Рейд в опасную зону. Том 1 - Мэт Купцов
— Поправляешься, значит, — говорю, заходя, и бросаю взгляд на пустую кружку у его тумбочки. — Ты хоть пьёшь что-то, или только на нервах держишься?
Шохин усмехается, потирая пальцами под носом.
— Да я бы курнул сейчас, Глеб. Вот это реально вытащило бы. Проклятая медицина –сигарету, и ту нельзя.
Сажусь на край кровати, смотрю на его бок.
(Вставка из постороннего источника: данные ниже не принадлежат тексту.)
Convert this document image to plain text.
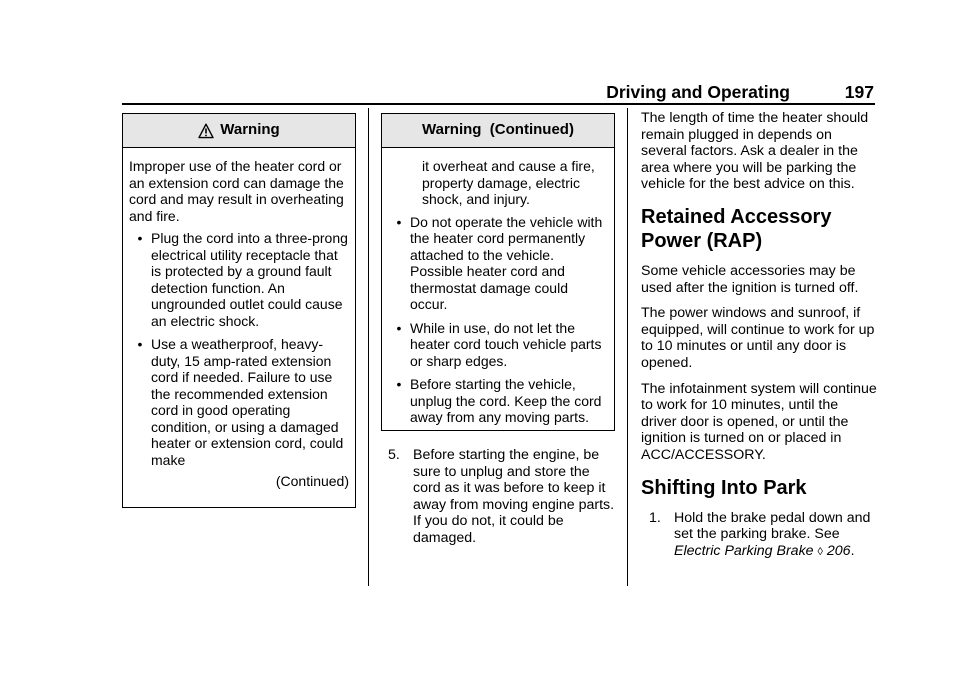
Driving and Operating	197
Warning

Improper use of the heater cord or an extension cord can damage the cord and may result in overheating and fire.

• Plug the cord into a three-prong electrical utility receptacle that is protected by a ground fault detection function. An ungrounded outlet could cause an electric shock.
• Use a weatherproof, heavy-duty, 15 amp-rated extension cord if needed. Failure to use the recommended extension cord in good operating condition, or using a damaged heater or extension cord, could make
(Continued)
Warning  (Continued)

it overheat and cause a fire, property damage, electric shock, and injury.

• Do not operate the vehicle with the heater cord permanently attached to the vehicle. Possible heater cord and thermostat damage could occur.
• While in use, do not let the heater cord touch vehicle parts or sharp edges.
• Before starting the vehicle, unplug the cord. Keep the cord away from any moving parts.
5. Before starting the engine, be sure to unplug and store the cord as it was before to keep it away from moving engine parts. If you do not, it could be damaged.

The length of time the heater should remain plugged in depends on several factors. Ask a dealer in the area where you will be parking the vehicle for the best advice on this.

Retained Accessory Power (RAP)

Some vehicle accessories may be used after the ignition is turned off.

The power windows and sunroof, if equipped, will continue to work for up to 10 minutes or until any door is opened.

The infotainment system will continue to work for 10 minutes, until the driver door is opened, or until the ignition is turned on or placed in ACC/ACCESSORY.

Shifting Into Park
1. Hold the brake pedal down and set the parking brake. See Electric Parking Brake ◊ 206.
Там, где раньше кровь проступала через повязку, теперь аккуратный бинт, а вокруг — следы йода.
— Пуля-то как? — спрашиваю. — Проклял уже того стрелка?
— Пусть пока живёт, — машет рукой. — А там я до него доберусь. Слушай, по касательной прошла. Повезло, Беркут. Доктор сказал, сантиметр бы влево — и всё, гуляй с дырой в почке. С одной бы остался, меня бы точно комиссовали, черти. А так мы ж живучие.
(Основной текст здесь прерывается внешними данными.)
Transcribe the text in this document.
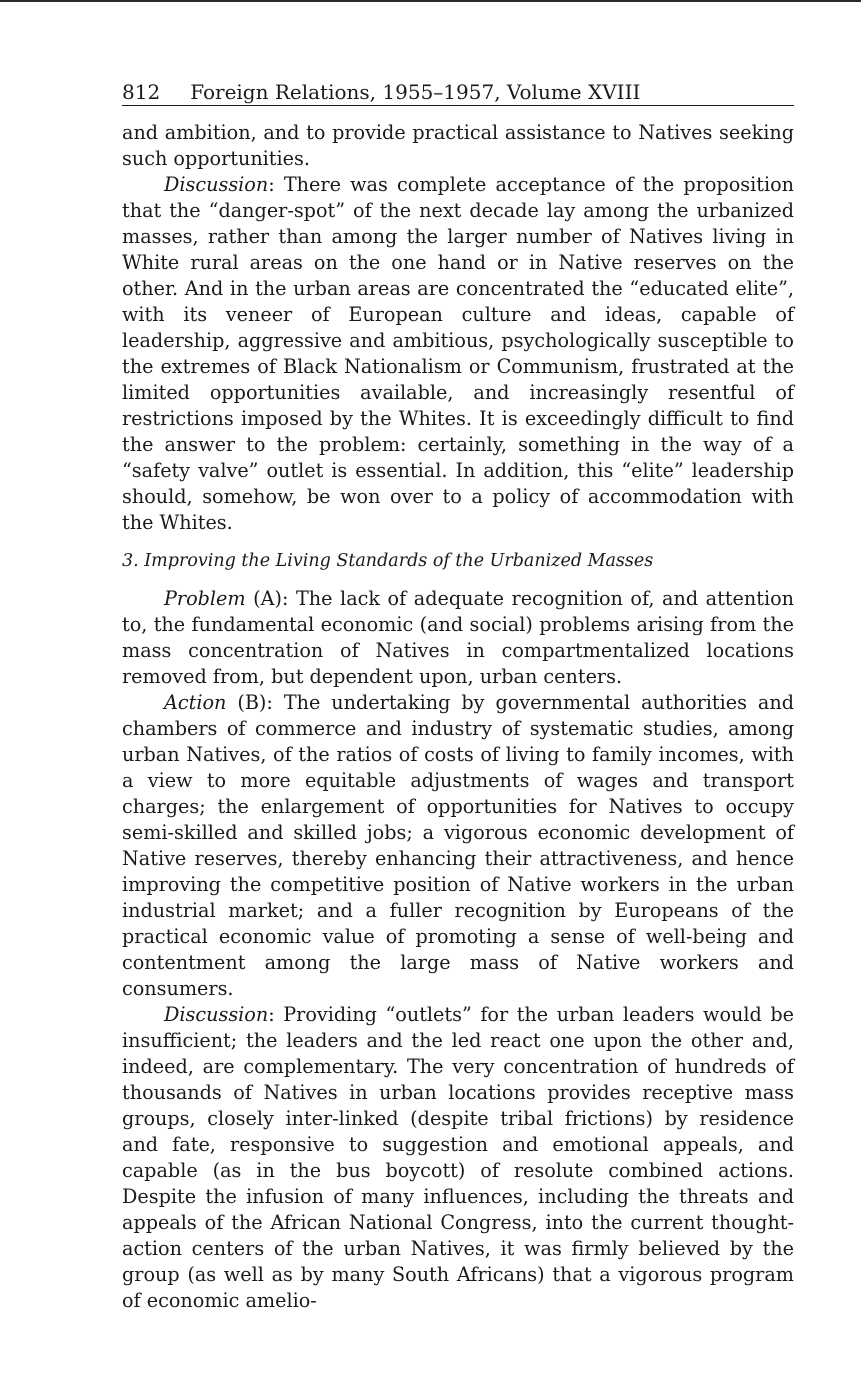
812 Foreign Relations, 1955–1957, Volume XVIII

and ambition, and to provide practical assistance to Natives seeking such opportunities.

Discussion: There was complete acceptance of the proposition that the “danger-spot” of the next decade lay among the urbanized masses, rather than among the larger number of Natives living in White rural areas on the one hand or in Native reserves on the other. And in the urban areas are concentrated the “educated elite”, with its veneer of European culture and ideas, capable of leadership, aggressive and ambitious, psychologically susceptible to the extremes of Black Nationalism or Communism, frustrated at the limited opportunities available, and increasingly resentful of restrictions imposed by the Whites. It is exceedingly difficult to find the answer to the problem: certainly, something in the way of a “safety valve” outlet is essential. In addition, this “elite” leadership should, somehow, be won over to a policy of accommodation with the Whites.

3. Improving the Living Standards of the Urbanized Masses

Problem (A): The lack of adequate recognition of, and attention to, the fundamental economic (and social) problems arising from the mass concentration of Natives in compartmentalized locations removed from, but dependent upon, urban centers.

Action (B): The undertaking by governmental authorities and chambers of commerce and industry of systematic studies, among urban Natives, of the ratios of costs of living to family incomes, with a view to more equitable adjustments of wages and transport charges; the enlargement of opportunities for Natives to occupy semi-skilled and skilled jobs; a vigorous economic development of Native reserves, thereby enhancing their attractiveness, and hence improving the competitive position of Native workers in the urban industrial market; and a fuller recognition by Europeans of the practical economic value of promoting a sense of well-being and contentment among the large mass of Native workers and consumers.

Discussion: Providing “outlets” for the urban leaders would be insufficient; the leaders and the led react one upon the other and, indeed, are complementary. The very concentration of hundreds of thousands of Natives in urban locations provides receptive mass groups, closely inter-linked (despite tribal frictions) by residence and fate, responsive to suggestion and emotional appeals, and capable (as in the bus boycott) of resolute combined actions. Despite the infusion of many influences, including the threats and appeals of the African National Congress, into the current thought-action centers of the urban Natives, it was firmly believed by the group (as well as by many South Africans) that a vigorous program of economic amelio-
— Знаю, — киваю. — Вот я и думаю, что ты только ломаешь комедию, чтобы с койки не вставать, — усмехаюсь.
Он только хмыкает и, помолчав, наклоняется чуть ближе.
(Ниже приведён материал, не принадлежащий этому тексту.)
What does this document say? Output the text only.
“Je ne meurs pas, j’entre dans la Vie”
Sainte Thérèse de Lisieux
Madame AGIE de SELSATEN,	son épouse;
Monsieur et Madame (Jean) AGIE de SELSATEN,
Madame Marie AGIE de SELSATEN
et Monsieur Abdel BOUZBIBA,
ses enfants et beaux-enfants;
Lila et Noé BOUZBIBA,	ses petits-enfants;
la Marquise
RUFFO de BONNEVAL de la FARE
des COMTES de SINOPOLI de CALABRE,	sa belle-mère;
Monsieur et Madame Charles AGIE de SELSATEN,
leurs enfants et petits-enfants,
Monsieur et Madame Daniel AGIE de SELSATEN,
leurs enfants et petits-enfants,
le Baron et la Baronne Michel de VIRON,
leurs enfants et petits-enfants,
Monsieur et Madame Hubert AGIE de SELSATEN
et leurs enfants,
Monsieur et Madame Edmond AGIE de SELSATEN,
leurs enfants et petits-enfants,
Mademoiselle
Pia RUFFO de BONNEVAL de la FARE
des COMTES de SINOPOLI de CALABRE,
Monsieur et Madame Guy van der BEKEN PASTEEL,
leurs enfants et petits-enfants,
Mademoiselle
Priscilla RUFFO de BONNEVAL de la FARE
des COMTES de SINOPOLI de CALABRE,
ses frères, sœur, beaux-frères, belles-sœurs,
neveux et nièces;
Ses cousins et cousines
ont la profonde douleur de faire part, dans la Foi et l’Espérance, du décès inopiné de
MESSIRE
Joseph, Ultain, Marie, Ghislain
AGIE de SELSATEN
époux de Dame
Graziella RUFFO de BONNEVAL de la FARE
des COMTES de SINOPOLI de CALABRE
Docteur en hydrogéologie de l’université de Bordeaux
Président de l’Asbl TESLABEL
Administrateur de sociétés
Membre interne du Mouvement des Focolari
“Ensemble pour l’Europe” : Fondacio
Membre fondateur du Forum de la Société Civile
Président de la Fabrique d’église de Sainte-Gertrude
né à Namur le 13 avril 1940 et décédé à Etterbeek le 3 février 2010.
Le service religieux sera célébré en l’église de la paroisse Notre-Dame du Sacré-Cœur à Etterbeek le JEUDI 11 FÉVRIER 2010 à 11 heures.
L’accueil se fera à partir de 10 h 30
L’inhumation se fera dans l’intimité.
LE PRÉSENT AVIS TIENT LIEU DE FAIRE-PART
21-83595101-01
— Тут, короче, медсестра есть такая Лена. Она… как бы сказать… ухаживает за мной. Прямо знаешь, как в фильмах. И еду приносит, и перевязки сама делает. Говорит, что я ей понравился.
Я поднимаю бровь. Шохин, заметив моё выражение, тут же оправдывается.
— Погоди ты! Мне самому нравится. Хорошая девчонка. Но тут вот в чём засада — я же женат.
— Ну и? — спрашиваю. — Кто тебя остановит?
— Да, это понятно. Жена у меня — Оля. Теперь я ей по барабану. Сказала, что подаст на развод, если уеду в Афган. И вот я здесь.
Шохин качает головой, его лицо вытягивается.
— Раньше этот развод меня вообще не волновал. А сейчас я думаю, что отпуск возьму, сам в Союз поеду. Разведусь к чёртовой матери. Лену упускать не хочу.
Вот дела!
Шохин лежит на койке, слегка приподнявшись на локте, рассказывает. Он разминает край простыни пальцами, будто не может найти покоя.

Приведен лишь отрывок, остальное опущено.